Wednesday 25 July 2007

Sleazy Bed Track

After not really experiencing this whole jetlag thing at all on the way out to the US or straight after returning, in the past two days I've woken up at 1pm and 6am respectively . Something isn't right there. It's with such thoughts of tiredness in mind, lets turn to one of The Bluetones' more underappreciated singles, "Sleazy Bed Track".
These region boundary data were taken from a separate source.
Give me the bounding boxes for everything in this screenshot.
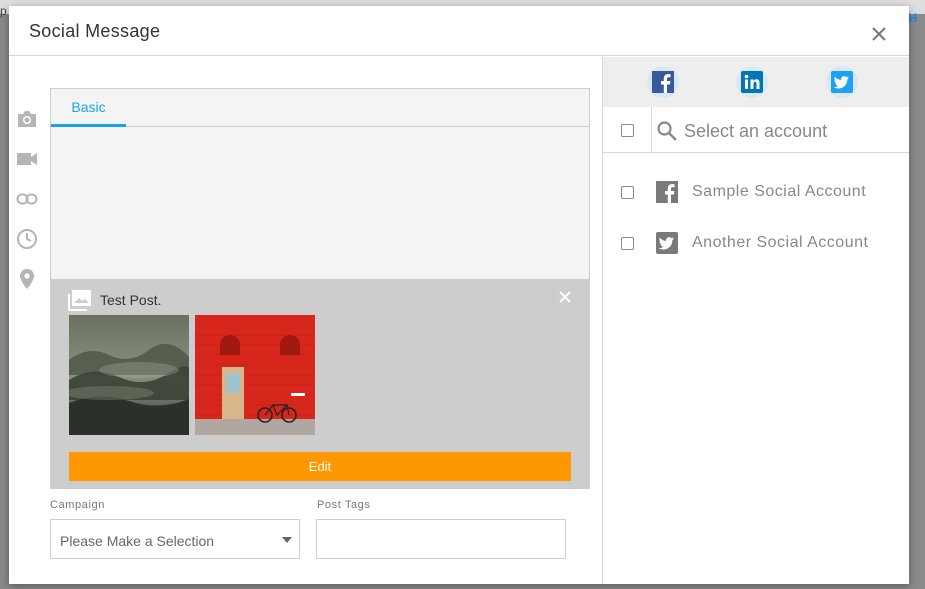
- compose-pane: Basic Test Post. Edit Campaign Post Tags…: [9, 57, 602, 584]
- remove-post-icon[interactable]: [559, 291, 571, 303]
- post-preview: Test Post. Edit: [51, 279, 589, 489]
- close-icon: [872, 27, 886, 41]
- account-checkbox[interactable]: [621, 237, 634, 250]
- add-location-button[interactable]: [15, 267, 39, 291]
- twitter-filter-button[interactable]: [826, 66, 858, 98]
- add-link-button[interactable]: [15, 187, 39, 211]
- camera-icon: [18, 111, 36, 127]
- link-icon: [16, 193, 38, 205]
- campaign-select-value: Please Make a Selection: [60, 533, 215, 549]
- close-button[interactable]: [869, 24, 889, 44]
- image-icon: [68, 290, 91, 311]
- account-name: Another Social Account: [692, 234, 869, 251]
- select-all-checkbox[interactable]: [621, 124, 634, 137]
- post-text: Test Post.: [100, 292, 162, 308]
- clock-icon: [17, 229, 37, 249]
- campaign-label: Campaign: [50, 499, 105, 511]
- account-row[interactable]: Sample Social Account: [603, 171, 909, 211]
- tab-basic[interactable]: Basic: [51, 89, 126, 127]
- post-tags-label: Post Tags: [317, 499, 371, 511]
- facebook-filter-button[interactable]: [647, 66, 679, 98]
- dropdown-arrow-icon: [282, 537, 292, 543]
- add-photo-button[interactable]: [15, 107, 39, 131]
- network-filter-bar: [603, 57, 909, 107]
- twitter-icon: [656, 232, 678, 254]
- editor-tabs: Basic: [51, 89, 589, 127]
- accounts-pane: Sample Social Account Another Social Acc…: [602, 57, 909, 584]
- media-toolbar: [15, 107, 39, 307]
- linkedin-icon: [741, 71, 763, 93]
- modal-title: Social Message: [29, 21, 161, 41]
- video-icon: [17, 153, 37, 165]
- background-page-link: H: [908, 11, 917, 25]
- post-tags-input[interactable]: [316, 519, 566, 559]
- edit-button[interactable]: Edit: [69, 452, 571, 481]
- facebook-icon: [656, 181, 678, 203]
- add-video-button[interactable]: [15, 147, 39, 171]
- schedule-button[interactable]: [15, 227, 39, 251]
- location-pin-icon: [20, 269, 34, 289]
- social-message-modal: Social Message Basic Test Post. Edit Cam…: [9, 6, 909, 584]
- linkedin-filter-button[interactable]: [736, 66, 768, 98]
- modal-header: Social Message: [9, 6, 909, 56]
- account-checkbox[interactable]: [621, 186, 634, 199]
- message-editor: Basic Test Post. Edit: [50, 88, 590, 489]
- search-icon: [657, 121, 677, 141]
- search-divider: [651, 107, 652, 153]
- background-page-text: p: [0, 4, 7, 18]
- account-row[interactable]: Another Social Account: [603, 222, 909, 262]
- account-name: Sample Social Account: [692, 183, 867, 200]
- twitter-icon: [831, 71, 853, 93]
- account-search-row: [603, 107, 909, 153]
- account-search-input[interactable]: [684, 119, 904, 143]
- red-door-image[interactable]: [195, 315, 315, 435]
- forest-image[interactable]: [69, 315, 189, 435]
- facebook-icon: [652, 71, 674, 93]
- campaign-select[interactable]: Please Make a Selection: [50, 519, 300, 559]
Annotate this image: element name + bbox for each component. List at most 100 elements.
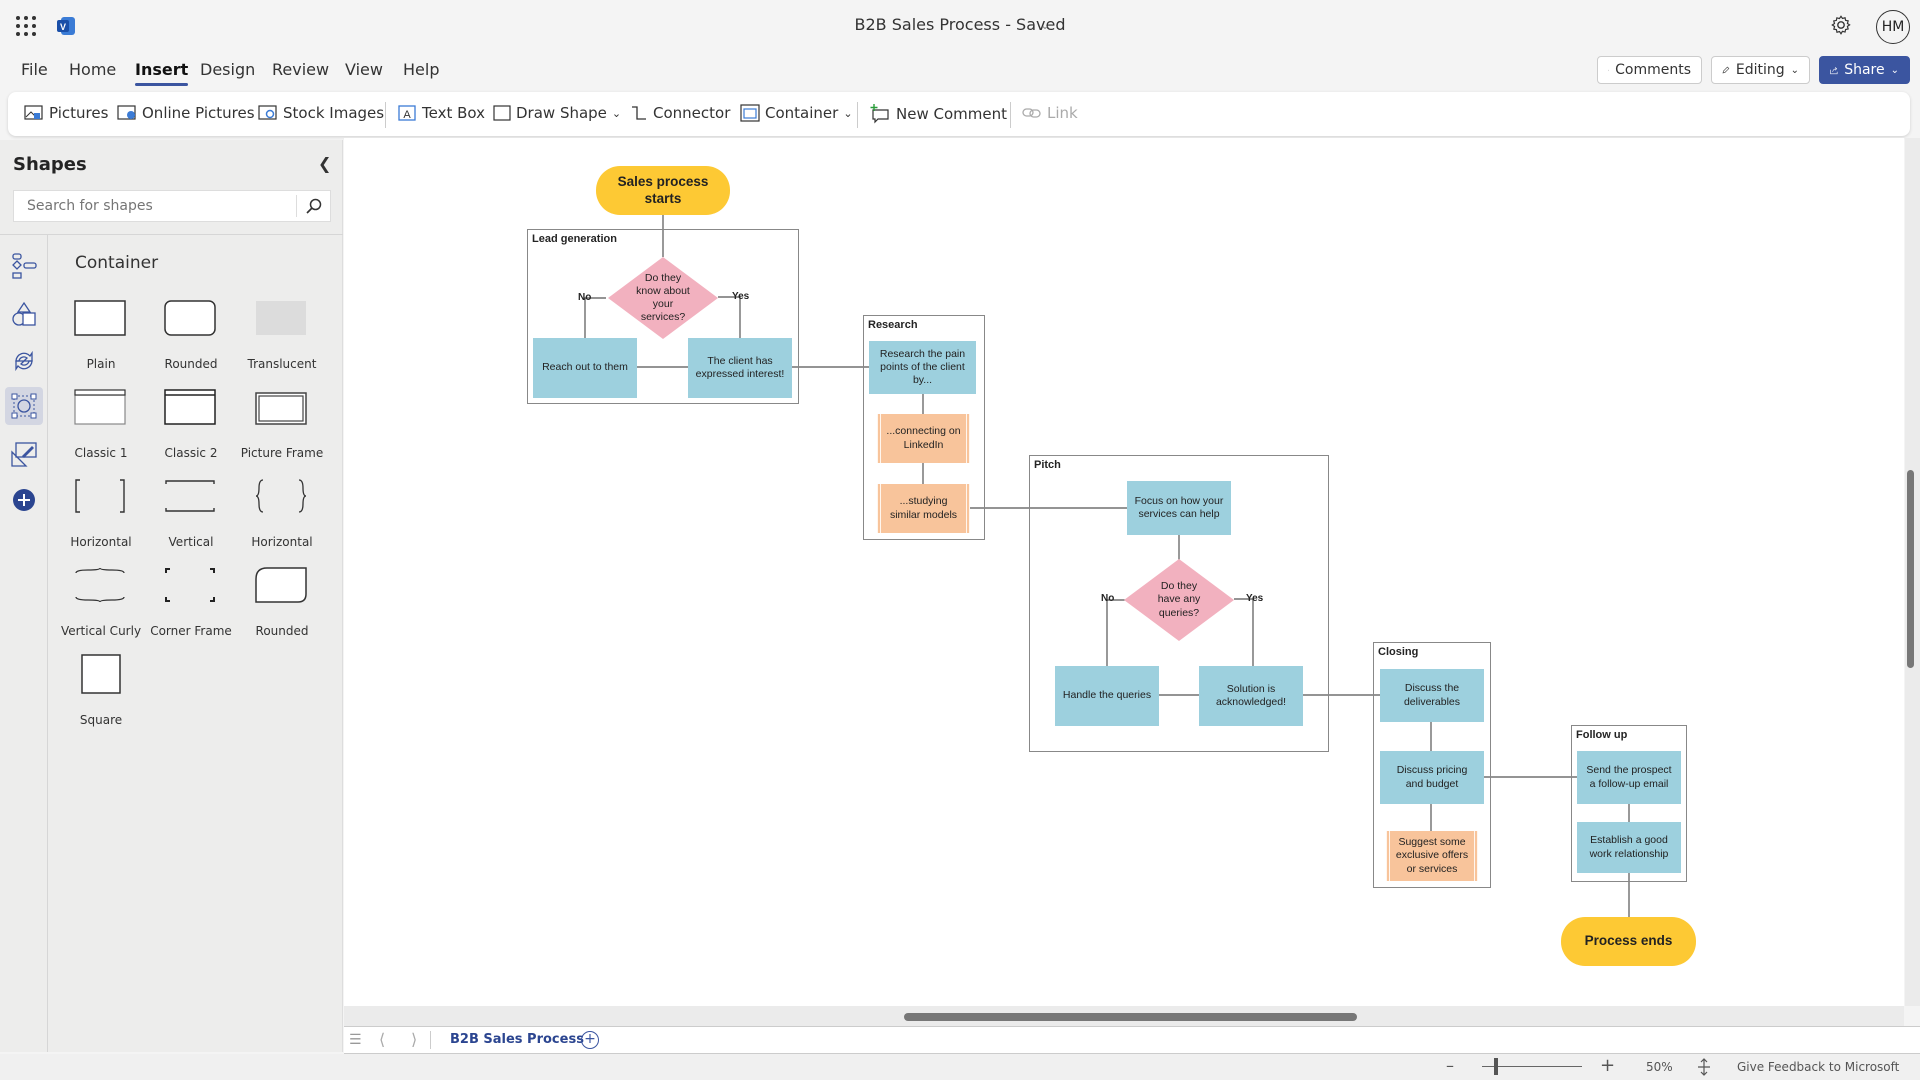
page-tab-b2b-sales-process[interactable]: B2B Sales Process	[450, 1032, 584, 1047]
drawing-tools-stencil-icon[interactable]	[5, 435, 43, 473]
add-stencil-icon[interactable]	[5, 481, 43, 519]
stencil-shape-rounded[interactable]: Rounded	[237, 562, 327, 638]
stencil-shape-horizontal[interactable]: Horizontal	[56, 473, 146, 549]
shape-label: Translucent	[247, 357, 317, 371]
menu-view[interactable]: View	[345, 60, 383, 79]
menu-help[interactable]: Help	[403, 60, 439, 79]
add-page-icon[interactable]: +	[581, 1031, 599, 1049]
stencil-shape-picture-frame[interactable]: Picture Frame	[237, 384, 327, 460]
online-pictures-button[interactable]: Online Pictures	[117, 104, 255, 122]
cycle-stencil-icon[interactable]	[5, 342, 43, 380]
text-box-label: Text Box	[422, 104, 485, 122]
chevron-down-icon: ⌄	[611, 106, 622, 120]
text-box-button[interactable]: A Text Box	[397, 104, 485, 122]
chevron-down-icon[interactable]: ⌄	[1040, 18, 1050, 32]
process-solution-acknowledged[interactable]: Solution is acknowledged!	[1199, 666, 1303, 726]
shape-thumbnail	[56, 295, 146, 343]
text-box-icon: A	[398, 105, 416, 121]
divider	[430, 1031, 431, 1049]
process-handle-queries[interactable]: Handle the queries	[1055, 666, 1159, 726]
subprocess-exclusive-offers[interactable]: Suggest some exclusive offers or service…	[1386, 831, 1478, 881]
process-reach-out-text: Reach out to them	[542, 361, 628, 374]
stencil-shape-plain[interactable]: Plain	[56, 295, 146, 371]
chevron-down-icon: ⌄	[1890, 64, 1899, 76]
shape-label: Vertical	[168, 535, 214, 549]
flowchart-stencil-icon[interactable]	[5, 247, 43, 285]
user-avatar[interactable]: HM	[1876, 10, 1910, 44]
process-focus-services[interactable]: Focus on how your services can help	[1127, 481, 1231, 535]
insert-ribbon: Pictures Online Pictures Stock Images AT…	[8, 92, 1910, 136]
chevron-down-icon: ⌄	[843, 106, 853, 120]
zoom-out-icon[interactable]: –	[1446, 1056, 1454, 1075]
container-closing-title: Closing	[1378, 646, 1419, 658]
give-feedback-link[interactable]: Give Feedback to Microsoft	[1737, 1060, 1899, 1074]
fit-to-window-icon[interactable]	[1697, 1058, 1711, 1076]
horizontal-scrollbar-thumb[interactable]	[904, 1013, 1357, 1021]
next-page-icon[interactable]: ⟩	[411, 1030, 417, 1049]
zoom-in-icon[interactable]: +	[1600, 1055, 1615, 1076]
menu-design[interactable]: Design	[200, 60, 255, 79]
share-button[interactable]: Share ⌄	[1819, 56, 1910, 84]
menu-file[interactable]: File	[21, 60, 48, 79]
vertical-scrollbar-thumb[interactable]	[1907, 470, 1914, 668]
zoom-level[interactable]: 50%	[1646, 1060, 1673, 1074]
menu-insert[interactable]: Insert	[135, 60, 189, 86]
stencil-shape-vertical-curly[interactable]: Vertical Curly	[56, 562, 146, 638]
shape-label: Classic 1	[74, 446, 128, 460]
shape-thumbnail	[146, 562, 236, 610]
start-terminator-text: Sales process starts	[617, 174, 709, 206]
label-no: No	[578, 292, 592, 303]
stencil-shape-classic-2[interactable]: Classic 2	[146, 384, 236, 460]
zoom-slider-handle[interactable]	[1494, 1058, 1498, 1075]
menu-review[interactable]: Review	[272, 60, 329, 79]
stencil-shape-classic-1[interactable]: Classic 1	[56, 384, 146, 460]
process-handle-queries-text: Handle the queries	[1062, 689, 1152, 702]
stencil-shape-translucent[interactable]: Translucent	[237, 295, 327, 371]
pictures-button[interactable]: Pictures	[24, 104, 108, 122]
process-solution-acknowledged-text: Solution is acknowledged!	[1215, 682, 1287, 708]
collapse-panel-icon[interactable]: ❮	[318, 154, 331, 173]
new-comment-button[interactable]: New Comment	[869, 104, 1007, 124]
drawing-canvas[interactable]: Lead generation Research Pitch Closing Follo…	[344, 138, 1904, 1006]
stencil-shape-rounded[interactable]: Rounded	[146, 295, 236, 371]
settings-gear-icon[interactable]	[1830, 14, 1852, 36]
comment-icon	[1608, 69, 1610, 71]
search-button[interactable]	[296, 195, 330, 217]
stock-images-button[interactable]: Stock Images	[258, 104, 384, 122]
document-title[interactable]: B2B Sales Process - Saved	[0, 15, 1920, 34]
stencil-shape-corner-frame[interactable]: Corner Frame	[146, 562, 236, 638]
editing-mode-button[interactable]: Editing ⌄	[1711, 56, 1810, 84]
stencil-shape-horizontal[interactable]: Horizontal	[237, 473, 327, 549]
stock-images-label: Stock Images	[283, 104, 385, 122]
container-button[interactable]: Container ⌄	[740, 104, 853, 122]
end-terminator[interactable]: Process ends	[1561, 917, 1696, 966]
pencil-icon	[1722, 66, 1730, 74]
connector-button[interactable]: Connector	[630, 104, 730, 122]
label-yes: Yes	[1246, 593, 1264, 604]
all-pages-menu-icon[interactable]: ☰	[349, 1032, 365, 1048]
shape-label: Corner Frame	[150, 624, 232, 638]
search-shapes-input[interactable]	[14, 198, 294, 214]
link-button[interactable]: Link	[1022, 104, 1078, 122]
process-expressed-interest[interactable]: The client has expressed interest!	[688, 338, 792, 398]
process-reach-out[interactable]: Reach out to them	[533, 338, 637, 398]
comments-button[interactable]: Comments	[1597, 56, 1702, 84]
menu-home[interactable]: Home	[69, 60, 116, 79]
shape-thumbnail	[56, 384, 146, 432]
stencil-shape-vertical[interactable]: Vertical	[146, 473, 236, 549]
process-discuss-pricing[interactable]: Discuss pricing and budget	[1380, 751, 1484, 804]
stencil-shape-square[interactable]: Square	[56, 651, 146, 727]
process-discuss-deliverables[interactable]: Discuss the deliverables	[1380, 669, 1484, 722]
online-pictures-icon	[117, 105, 136, 120]
process-follow-up-email[interactable]: Send the prospect a follow-up email	[1577, 751, 1681, 804]
draw-shape-button[interactable]: Draw Shape ⌄	[493, 104, 621, 122]
subprocess-linkedin[interactable]: ...connecting on LinkedIn	[877, 414, 970, 463]
container-stencil-icon[interactable]	[5, 387, 43, 425]
start-terminator[interactable]: Sales process starts	[596, 166, 730, 215]
process-research-pain-points[interactable]: Research the pain points of the client b…	[869, 341, 976, 394]
basic-shapes-stencil-icon[interactable]	[5, 295, 43, 333]
subprocess-similar-models[interactable]: ...studying similar models	[877, 484, 970, 533]
pictures-icon	[24, 105, 43, 120]
process-work-relationship[interactable]: Establish a good work relationship	[1577, 822, 1681, 873]
previous-page-icon[interactable]: ⟨	[379, 1030, 385, 1049]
'I know it's getting late,
But if you'd like to talk a little more,
Well that's alright with me.
I'm feeling kind of tired,
But it ain't exactly beating down my door,
Now just why could this be?'

Deliciously hazy and intimate, the verses rest on slippery blues guitar and Eds' suitably weary, late night drumming, backed with an organ hum distant enough that it's easy to miss where the spooky edge that it adds is coming from. 'Kind of tired' definitely feels like an understatement, but the 'just why could this be?', why it isn't being felt, is answered soon enough. It's revealed to be a contradictory mixture of (1) concern for the wellbeing of the person being addressed and (2) abject horniness. Shattered late nights for a freeing of inhibitions more potent than alcohol, exhaustion making now seem like the most crucial time to seize the moment because in no time at all it will be tomorrow and everything will have changed? Works for me. There's something almost dreamlike about the burst of energy that carries us into the bizarrely triumphant sounding chorus, one final hit of hormones and adrenaline masking the unlikeliness of the pleas therein.
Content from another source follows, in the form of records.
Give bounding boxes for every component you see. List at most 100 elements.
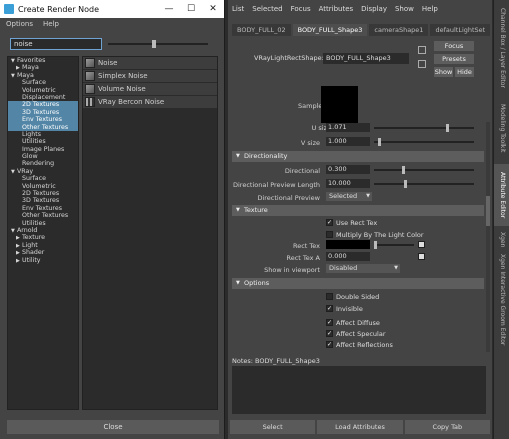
- slider-handle[interactable]: [446, 124, 449, 132]
- output-connection-icon[interactable]: [418, 60, 426, 68]
- scrollbar-thumb[interactable]: [486, 196, 490, 226]
- u-size-slider[interactable]: [374, 124, 474, 132]
- load-attributes-button[interactable]: Load Attributes: [317, 420, 403, 434]
- use-rect-tex-checkbox[interactable]: ✓: [326, 219, 333, 226]
- menu-show[interactable]: Show: [395, 5, 414, 13]
- tree-item[interactable]: Utilities: [8, 220, 78, 227]
- tree-item[interactable]: Env Textures: [8, 116, 78, 124]
- tree-item[interactable]: Other Textures: [8, 123, 78, 131]
- tree-item[interactable]: Surface: [8, 79, 78, 86]
- u-size-field[interactable]: 1.071: [326, 123, 370, 132]
- tree-item[interactable]: Image Planes: [8, 146, 78, 153]
- menu-focus[interactable]: Focus: [291, 5, 311, 13]
- tab-xgen[interactable]: Xgen: [494, 230, 509, 250]
- rect-tex-a-field[interactable]: 0.000: [326, 252, 370, 261]
- texture-map-icon[interactable]: [418, 241, 425, 248]
- tree-item[interactable]: ▶ Utility: [8, 257, 78, 264]
- tree-item[interactable]: Utilities: [8, 138, 78, 145]
- tab-channel-box[interactable]: Channel Box / Layer Editor: [494, 4, 509, 92]
- select-button[interactable]: Select: [230, 420, 316, 434]
- tree-item[interactable]: Volumetric: [8, 87, 78, 94]
- affect-specular-checkbox[interactable]: ✓: [326, 330, 333, 337]
- tree-item[interactable]: Rendering: [8, 160, 78, 167]
- tree-item[interactable]: Surface: [8, 175, 78, 182]
- tree-item[interactable]: Lights: [8, 131, 78, 138]
- affect-diffuse-checkbox[interactable]: ✓: [326, 319, 333, 326]
- menu-help[interactable]: Help: [422, 5, 438, 13]
- menu-list[interactable]: List: [232, 5, 244, 13]
- tree-item[interactable]: Displacement: [8, 94, 78, 101]
- tree-item[interactable]: Env Textures: [8, 205, 78, 212]
- tree-item[interactable]: ▶ Texture: [8, 234, 78, 241]
- tree-item[interactable]: Other Textures: [8, 212, 78, 219]
- affect-reflections-checkbox[interactable]: ✓: [326, 341, 333, 348]
- tree-item[interactable]: ▼ Arnold: [8, 227, 78, 234]
- menu-options[interactable]: Options: [6, 20, 33, 28]
- show-button[interactable]: Show: [434, 67, 453, 77]
- menu-help[interactable]: Help: [43, 20, 59, 28]
- copy-tab-button[interactable]: Copy Tab: [404, 420, 490, 434]
- tree-item[interactable]: Volumetric: [8, 183, 78, 190]
- tree-item[interactable]: ▶ Maya: [8, 64, 78, 71]
- slider-handle[interactable]: [378, 138, 381, 146]
- v-size-field[interactable]: 1.000: [326, 137, 370, 146]
- node-list-item[interactable]: Simplex Noise: [83, 70, 217, 83]
- node-list-item[interactable]: Volume Noise: [83, 83, 217, 96]
- v-size-slider[interactable]: [374, 138, 474, 146]
- attribute-scroll-area[interactable]: U size 1.071 V size 1.000 ▼ Directionalit…: [228, 122, 486, 352]
- preview-length-slider[interactable]: [374, 180, 474, 188]
- slider-handle[interactable]: [402, 166, 405, 174]
- node-category-tree[interactable]: ▼ Favorites ▶ Maya ▼ Maya Surface Volumetric Dis…: [7, 56, 79, 410]
- directional-slider[interactable]: [374, 166, 474, 174]
- invisible-checkbox[interactable]: ✓: [326, 305, 333, 312]
- node-list[interactable]: Noise Simplex Noise Volume Noise VRay Berco…: [82, 56, 218, 410]
- tree-item[interactable]: ▶ Shader: [8, 249, 78, 256]
- tree-item[interactable]: 3D Textures: [8, 108, 78, 117]
- multiply-light-color-checkbox[interactable]: [326, 231, 333, 238]
- tree-item[interactable]: ▶ Light: [8, 242, 78, 249]
- menu-attributes[interactable]: Attributes: [319, 5, 354, 13]
- node-search-input[interactable]: noise: [10, 38, 102, 50]
- rect-tex-slider[interactable]: [374, 241, 414, 249]
- node-list-item[interactable]: VRay Bercon Noise: [83, 96, 217, 109]
- tree-item[interactable]: ▼ Maya: [8, 72, 78, 79]
- tab-default-light-set[interactable]: defaultLightSet: [430, 24, 491, 36]
- hide-button[interactable]: Hide: [455, 67, 474, 77]
- tab-xgen-groom-editor[interactable]: Xgen Interactive Groom Editor: [494, 254, 509, 346]
- tree-item[interactable]: ▼ Favorites: [8, 57, 78, 64]
- tree-item[interactable]: 2D Textures: [8, 101, 78, 109]
- preview-length-field[interactable]: 10.000: [326, 179, 370, 188]
- focus-button[interactable]: Focus: [434, 41, 474, 51]
- section-options[interactable]: ▼ Options: [232, 278, 484, 289]
- notes-textarea[interactable]: [232, 366, 486, 414]
- tree-item[interactable]: 3D Textures: [8, 197, 78, 204]
- directional-field[interactable]: 0.300: [326, 165, 370, 174]
- show-viewport-dropdown[interactable]: Disabled ▼: [326, 264, 400, 273]
- close-button[interactable]: Close: [7, 420, 219, 434]
- rect-tex-color-swatch[interactable]: [326, 240, 370, 249]
- tab-body-full-shape3[interactable]: BODY_FULL_Shape3: [292, 24, 368, 36]
- menu-selected[interactable]: Selected: [252, 5, 282, 13]
- slider-handle[interactable]: [374, 241, 377, 249]
- input-connection-icon[interactable]: [418, 46, 426, 54]
- tab-attribute-editor[interactable]: Attribute Editor: [494, 164, 509, 226]
- menu-display[interactable]: Display: [361, 5, 387, 13]
- directional-preview-dropdown[interactable]: Selected ▼: [326, 192, 372, 201]
- tree-item[interactable]: Glow: [8, 153, 78, 160]
- slider-handle[interactable]: [152, 40, 156, 48]
- tab-body-full-02[interactable]: BODY_FULL_02: [232, 24, 291, 36]
- tree-item[interactable]: 2D Textures: [8, 190, 78, 197]
- close-window-button[interactable]: ✕: [202, 4, 224, 14]
- maximize-button[interactable]: ☐: [180, 4, 202, 14]
- icon-size-slider[interactable]: [108, 40, 208, 48]
- tab-modeling-toolkit[interactable]: Modeling Toolkit: [494, 96, 509, 160]
- node-name-field[interactable]: BODY_FULL_Shape3: [323, 53, 409, 64]
- presets-button[interactable]: Presets: [434, 54, 474, 64]
- slider-handle[interactable]: [404, 180, 407, 188]
- minimize-button[interactable]: —: [158, 4, 180, 14]
- section-texture[interactable]: ▼ Texture: [232, 205, 484, 216]
- attribute-scrollbar[interactable]: [486, 122, 490, 352]
- tab-camera-shape1[interactable]: cameraShape1: [369, 24, 429, 36]
- double-sided-checkbox[interactable]: [326, 293, 333, 300]
- node-list-item[interactable]: Noise: [83, 57, 217, 70]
'All you gotta do is baby kick off your shoes and lay down,
Climb up here with me and lets forget about sleep and lay down...'

The title of the song might well be an ironic acknowledgement that Mark couldn't play sleazy effectively if he tried, but it definitely works in its favour, lending his seduction an unlikely innocence that keeps his concern in the verses more believeable as genuine than manipulative. Maybe not enough to wish him success (it's still just a touch too creepy in places for that) but certainly to not begrudge him the attempt.

Sidenote: to prove that noticable likeness to other songs isn't always such a dealbreaker, just check out the uncanny similarity between the opening here and that of Crowded House's "Fall At Your Feet".

mp3: Sleazy Bed Track (Evening Session Version)

1 comment:

Chris Brown said...

At the time, of course, this was the least successful Bluetones single ever (unless you count that limited version of 'Slight Return') and that's not hugely surprising because whatever this has going for it for it as an album track, it really makes no sense at all as a single. Least of all with that title.

The video creeped me out a bit too, although I don't think I ever saw it during daylight hours.